L’étonnement issu du décalage proposé par l’éducateur, par le truchement de l’analyse des phénomènes transférentiels et contre-transférentiels, peut constituer une occasion de renouvellement et éventuellement contribuer à la fin de la répétition pathogène. L’attitude de l’éducateur ainsi que son éthique quant aux affects transférés par l’enfant va permettre de faire rupture avec ce que l’enfant a connu auparavant et ainsi de construire une relation étonnamment différente dans laquelle l’enfant n’est ni carencé ni saturé d’affects et se trouve placé dans une position de sujet responsable.
Il est maintenant temps de faire part des expériences qui m’ont permises d’expérimenter la position que je me préfère de manière autonome.
V. L’observation éducative, scène privilégiée de l’étonnement
Durant mon stage, outre les différentes responsabilités prises au sein du dispositif ATTP, il m’a été possible de mener de façon autonome deux suivis éducatifs que l’on désigne, au sein du CMPP, sous l’expression d’ « observation éducative ».
L’observation éducative, pour laquelle il n’existe aucune méthodologie particulière, peut survenir soit lorsqu’un enfant nous est adressé avec la plainte unique de troubles du comportement, soit lorsque l’idée de placement est clairement sous-jacente de la demande des parents ou de l’école, soit lorsque la demande n’est pas claire et qu’elle nécessite d’être « démêlée ». Dans tous les cas, la demande est complexe et mérite d’être clarifiée et dans tous les cas nous ne disposons que de peu d’éléments concernant l’enfant. Les représentations de l’équipe sur l’enfant s’en trouvent ainsi amoindries et l’étonnement favorisé. J’ai donc pu suivre deux enfants en consultation d’une heure de manière hebdomadaire et individuelle.

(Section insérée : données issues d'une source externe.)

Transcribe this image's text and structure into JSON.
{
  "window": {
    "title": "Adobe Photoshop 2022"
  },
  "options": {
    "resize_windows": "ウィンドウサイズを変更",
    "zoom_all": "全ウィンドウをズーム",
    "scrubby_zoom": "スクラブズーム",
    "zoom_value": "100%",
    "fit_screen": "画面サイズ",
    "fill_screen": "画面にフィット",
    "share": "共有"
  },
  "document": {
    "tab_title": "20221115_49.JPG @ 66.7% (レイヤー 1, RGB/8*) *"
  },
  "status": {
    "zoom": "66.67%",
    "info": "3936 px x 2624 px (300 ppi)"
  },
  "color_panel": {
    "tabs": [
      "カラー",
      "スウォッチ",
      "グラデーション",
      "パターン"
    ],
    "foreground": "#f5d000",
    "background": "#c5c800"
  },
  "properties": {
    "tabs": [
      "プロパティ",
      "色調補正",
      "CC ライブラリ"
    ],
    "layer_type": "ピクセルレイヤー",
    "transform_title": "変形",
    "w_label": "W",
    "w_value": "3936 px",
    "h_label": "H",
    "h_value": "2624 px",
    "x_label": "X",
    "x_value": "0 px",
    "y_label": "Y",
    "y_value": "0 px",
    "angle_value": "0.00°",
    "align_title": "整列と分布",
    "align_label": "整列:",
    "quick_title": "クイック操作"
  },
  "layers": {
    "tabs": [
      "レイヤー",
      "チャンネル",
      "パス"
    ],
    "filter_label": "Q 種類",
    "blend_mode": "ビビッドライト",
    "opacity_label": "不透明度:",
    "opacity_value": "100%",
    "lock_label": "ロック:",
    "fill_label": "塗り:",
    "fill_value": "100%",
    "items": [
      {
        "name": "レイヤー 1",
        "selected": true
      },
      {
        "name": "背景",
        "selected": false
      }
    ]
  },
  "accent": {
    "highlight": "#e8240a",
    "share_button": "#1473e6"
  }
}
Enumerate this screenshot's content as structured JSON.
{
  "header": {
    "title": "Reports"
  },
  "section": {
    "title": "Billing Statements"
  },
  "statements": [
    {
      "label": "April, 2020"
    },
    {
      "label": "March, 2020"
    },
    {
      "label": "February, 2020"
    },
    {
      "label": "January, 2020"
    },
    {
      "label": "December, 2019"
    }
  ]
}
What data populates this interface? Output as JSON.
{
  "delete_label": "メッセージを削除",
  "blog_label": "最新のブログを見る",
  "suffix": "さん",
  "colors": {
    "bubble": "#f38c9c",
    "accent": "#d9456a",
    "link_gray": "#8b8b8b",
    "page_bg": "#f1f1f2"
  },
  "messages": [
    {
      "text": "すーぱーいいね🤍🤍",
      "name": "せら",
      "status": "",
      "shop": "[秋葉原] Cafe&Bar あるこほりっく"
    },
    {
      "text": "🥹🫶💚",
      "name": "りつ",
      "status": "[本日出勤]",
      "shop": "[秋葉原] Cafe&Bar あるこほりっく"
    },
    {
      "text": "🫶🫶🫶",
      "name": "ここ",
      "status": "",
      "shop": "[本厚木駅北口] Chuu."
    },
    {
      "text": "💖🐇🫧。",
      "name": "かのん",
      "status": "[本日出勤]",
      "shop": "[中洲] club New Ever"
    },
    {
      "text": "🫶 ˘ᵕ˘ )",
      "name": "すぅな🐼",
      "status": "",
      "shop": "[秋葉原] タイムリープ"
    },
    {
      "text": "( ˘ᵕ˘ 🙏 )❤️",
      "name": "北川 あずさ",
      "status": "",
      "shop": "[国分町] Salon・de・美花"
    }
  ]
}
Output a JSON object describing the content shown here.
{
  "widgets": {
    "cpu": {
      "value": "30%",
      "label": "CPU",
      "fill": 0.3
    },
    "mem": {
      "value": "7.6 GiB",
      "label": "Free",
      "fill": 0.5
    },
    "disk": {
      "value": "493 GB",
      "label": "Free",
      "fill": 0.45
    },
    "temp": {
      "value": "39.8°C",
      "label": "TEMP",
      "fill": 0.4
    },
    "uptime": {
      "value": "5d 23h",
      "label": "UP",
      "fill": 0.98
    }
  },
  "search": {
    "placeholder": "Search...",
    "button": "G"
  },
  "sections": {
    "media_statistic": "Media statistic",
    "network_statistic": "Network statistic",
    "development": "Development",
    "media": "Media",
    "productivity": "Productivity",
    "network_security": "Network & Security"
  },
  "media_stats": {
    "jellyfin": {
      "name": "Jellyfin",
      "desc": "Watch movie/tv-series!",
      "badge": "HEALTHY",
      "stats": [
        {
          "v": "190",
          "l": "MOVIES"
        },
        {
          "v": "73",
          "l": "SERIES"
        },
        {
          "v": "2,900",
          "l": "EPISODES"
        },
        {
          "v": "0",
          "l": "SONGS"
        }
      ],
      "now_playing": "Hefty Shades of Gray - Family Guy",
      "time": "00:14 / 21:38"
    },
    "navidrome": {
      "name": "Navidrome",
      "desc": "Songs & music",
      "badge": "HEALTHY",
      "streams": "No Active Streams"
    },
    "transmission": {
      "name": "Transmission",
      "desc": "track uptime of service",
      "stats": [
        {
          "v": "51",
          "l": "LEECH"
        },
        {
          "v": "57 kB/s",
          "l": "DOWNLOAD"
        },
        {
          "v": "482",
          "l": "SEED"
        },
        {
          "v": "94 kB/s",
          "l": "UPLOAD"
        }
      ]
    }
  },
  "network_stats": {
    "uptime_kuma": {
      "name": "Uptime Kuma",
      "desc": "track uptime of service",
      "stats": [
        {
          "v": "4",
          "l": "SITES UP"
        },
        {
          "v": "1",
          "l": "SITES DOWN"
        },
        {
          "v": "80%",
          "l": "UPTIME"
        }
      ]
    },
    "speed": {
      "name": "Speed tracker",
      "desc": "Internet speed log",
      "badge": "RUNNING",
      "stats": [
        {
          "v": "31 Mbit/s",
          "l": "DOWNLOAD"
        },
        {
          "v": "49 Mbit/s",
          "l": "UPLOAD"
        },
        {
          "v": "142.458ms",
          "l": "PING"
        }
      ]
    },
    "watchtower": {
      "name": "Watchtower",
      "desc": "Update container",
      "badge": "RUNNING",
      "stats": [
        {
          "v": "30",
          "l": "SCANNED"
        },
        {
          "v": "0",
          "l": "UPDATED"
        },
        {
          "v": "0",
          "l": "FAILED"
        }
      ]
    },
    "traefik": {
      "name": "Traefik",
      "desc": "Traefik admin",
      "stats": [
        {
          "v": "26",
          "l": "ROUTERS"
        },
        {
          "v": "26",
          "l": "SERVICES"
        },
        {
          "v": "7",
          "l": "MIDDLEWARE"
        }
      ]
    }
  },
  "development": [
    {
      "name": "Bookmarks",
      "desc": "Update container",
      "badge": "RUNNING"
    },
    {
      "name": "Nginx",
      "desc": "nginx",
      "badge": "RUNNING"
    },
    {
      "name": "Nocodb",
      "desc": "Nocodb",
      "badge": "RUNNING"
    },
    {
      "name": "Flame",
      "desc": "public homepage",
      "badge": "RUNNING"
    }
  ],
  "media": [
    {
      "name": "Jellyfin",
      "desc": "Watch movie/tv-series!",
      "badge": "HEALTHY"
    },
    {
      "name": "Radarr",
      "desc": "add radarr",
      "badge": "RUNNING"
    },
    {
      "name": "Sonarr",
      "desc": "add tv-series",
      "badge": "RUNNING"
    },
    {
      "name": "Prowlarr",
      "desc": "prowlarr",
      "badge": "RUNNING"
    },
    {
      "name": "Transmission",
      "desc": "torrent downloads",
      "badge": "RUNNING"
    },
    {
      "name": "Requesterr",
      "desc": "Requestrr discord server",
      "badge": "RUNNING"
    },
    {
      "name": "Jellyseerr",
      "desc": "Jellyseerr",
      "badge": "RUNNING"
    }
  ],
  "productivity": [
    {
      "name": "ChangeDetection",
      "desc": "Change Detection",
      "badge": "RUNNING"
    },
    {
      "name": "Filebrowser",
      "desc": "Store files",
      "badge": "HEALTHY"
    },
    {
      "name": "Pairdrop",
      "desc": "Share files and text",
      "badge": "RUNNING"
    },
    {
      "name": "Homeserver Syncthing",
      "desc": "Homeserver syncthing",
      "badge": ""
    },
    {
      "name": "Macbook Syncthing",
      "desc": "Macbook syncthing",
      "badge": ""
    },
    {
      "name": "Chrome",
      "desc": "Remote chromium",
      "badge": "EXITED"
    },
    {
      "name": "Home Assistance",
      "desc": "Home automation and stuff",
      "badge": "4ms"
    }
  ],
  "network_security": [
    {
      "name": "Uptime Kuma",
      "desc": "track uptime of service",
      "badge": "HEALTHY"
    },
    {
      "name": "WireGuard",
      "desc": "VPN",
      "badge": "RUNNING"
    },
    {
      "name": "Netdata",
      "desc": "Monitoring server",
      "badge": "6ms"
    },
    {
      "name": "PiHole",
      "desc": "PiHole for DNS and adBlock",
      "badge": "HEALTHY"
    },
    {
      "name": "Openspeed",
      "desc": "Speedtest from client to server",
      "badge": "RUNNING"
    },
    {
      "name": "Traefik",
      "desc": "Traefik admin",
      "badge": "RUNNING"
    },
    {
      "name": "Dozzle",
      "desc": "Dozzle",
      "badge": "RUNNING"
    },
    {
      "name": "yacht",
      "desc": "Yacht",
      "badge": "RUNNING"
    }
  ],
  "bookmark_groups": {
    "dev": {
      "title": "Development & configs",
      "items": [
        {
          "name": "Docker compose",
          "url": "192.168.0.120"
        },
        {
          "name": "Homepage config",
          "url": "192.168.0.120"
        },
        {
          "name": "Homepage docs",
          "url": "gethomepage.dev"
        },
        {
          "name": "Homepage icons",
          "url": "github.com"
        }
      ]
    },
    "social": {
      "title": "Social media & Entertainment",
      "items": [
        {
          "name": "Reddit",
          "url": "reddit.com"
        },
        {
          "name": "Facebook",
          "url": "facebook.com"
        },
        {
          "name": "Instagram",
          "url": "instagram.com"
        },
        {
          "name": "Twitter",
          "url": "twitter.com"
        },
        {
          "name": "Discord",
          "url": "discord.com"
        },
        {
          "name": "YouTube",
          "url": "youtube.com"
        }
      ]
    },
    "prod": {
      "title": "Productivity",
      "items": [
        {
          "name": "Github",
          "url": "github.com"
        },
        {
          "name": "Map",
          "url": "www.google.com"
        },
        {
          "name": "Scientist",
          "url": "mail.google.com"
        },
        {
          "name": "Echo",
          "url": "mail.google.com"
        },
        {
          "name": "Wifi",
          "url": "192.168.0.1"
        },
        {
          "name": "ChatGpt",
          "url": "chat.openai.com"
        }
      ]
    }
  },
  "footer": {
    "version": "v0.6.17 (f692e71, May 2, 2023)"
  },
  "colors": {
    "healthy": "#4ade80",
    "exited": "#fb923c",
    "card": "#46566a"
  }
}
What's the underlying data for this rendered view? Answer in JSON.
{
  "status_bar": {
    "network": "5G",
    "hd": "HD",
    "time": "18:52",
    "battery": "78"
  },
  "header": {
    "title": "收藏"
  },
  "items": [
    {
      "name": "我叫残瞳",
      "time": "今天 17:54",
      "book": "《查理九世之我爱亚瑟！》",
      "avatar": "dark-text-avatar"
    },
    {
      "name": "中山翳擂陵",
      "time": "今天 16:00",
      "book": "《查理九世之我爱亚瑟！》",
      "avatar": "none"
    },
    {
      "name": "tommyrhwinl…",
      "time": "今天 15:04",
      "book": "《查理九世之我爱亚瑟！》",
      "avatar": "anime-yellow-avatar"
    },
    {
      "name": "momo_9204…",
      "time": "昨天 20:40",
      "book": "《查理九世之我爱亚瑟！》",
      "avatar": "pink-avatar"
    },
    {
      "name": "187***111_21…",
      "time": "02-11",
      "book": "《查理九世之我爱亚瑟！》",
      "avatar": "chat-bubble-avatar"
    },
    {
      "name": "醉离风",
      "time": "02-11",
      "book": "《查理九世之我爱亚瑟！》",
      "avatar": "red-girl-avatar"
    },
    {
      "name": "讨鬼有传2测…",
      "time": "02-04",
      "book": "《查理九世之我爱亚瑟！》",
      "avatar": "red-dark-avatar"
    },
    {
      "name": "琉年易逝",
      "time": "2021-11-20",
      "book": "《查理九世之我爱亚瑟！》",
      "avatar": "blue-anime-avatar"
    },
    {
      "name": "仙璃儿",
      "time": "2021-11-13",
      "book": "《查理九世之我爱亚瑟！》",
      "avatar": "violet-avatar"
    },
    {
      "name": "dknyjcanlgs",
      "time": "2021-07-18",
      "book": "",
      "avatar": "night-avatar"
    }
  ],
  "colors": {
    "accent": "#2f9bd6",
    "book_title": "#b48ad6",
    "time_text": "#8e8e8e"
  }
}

*. « La petite fille refrognée »
Pour le premier suivi, il s’agissait d’une petite fille de 4 ans. Sa sœur aînée était déjà suivie par une éducatrice au CMPP. Devant les progrès de l’aînée et les difficultés de la petite, la maman souhaitait que sa fille bénéficie également d’une prise en charge car elle s’inquiétait pour son développement et son épanouissement. En effet, depuis quelques temps elle la trouvait « renfrognée » et « feignante pour parler ». Etant entendu que je prendrai le suivi à ma responsabilité jusqu’à la fin de mon stage, je rencontrais Natacha et sa maman (le père ayant quitté la mère avant la naissance) avec l’assistante sociale. Durant l’entretien, Natacha ne m’opposa aucune résistance. Elle m’a très vite sollicitée pour jouer près d’elle m’empêchant ainsi d’écouter le récit que sa mère faisait de son histoire chaotique. A la fin de l’entretien, la maman a dit qu’elle avait l’impression que sa fille lui en voulait. A ce moment là, Natacha a levé le nez de ses jeux et a jeté un regard noir à sa mère qui a dit « c’est quand elle me regarde comme ça que je culpabilise ». La petite semblait en effet comprendre beaucoup de choses de son histoire ce qui ne manqua pas de m’étonner.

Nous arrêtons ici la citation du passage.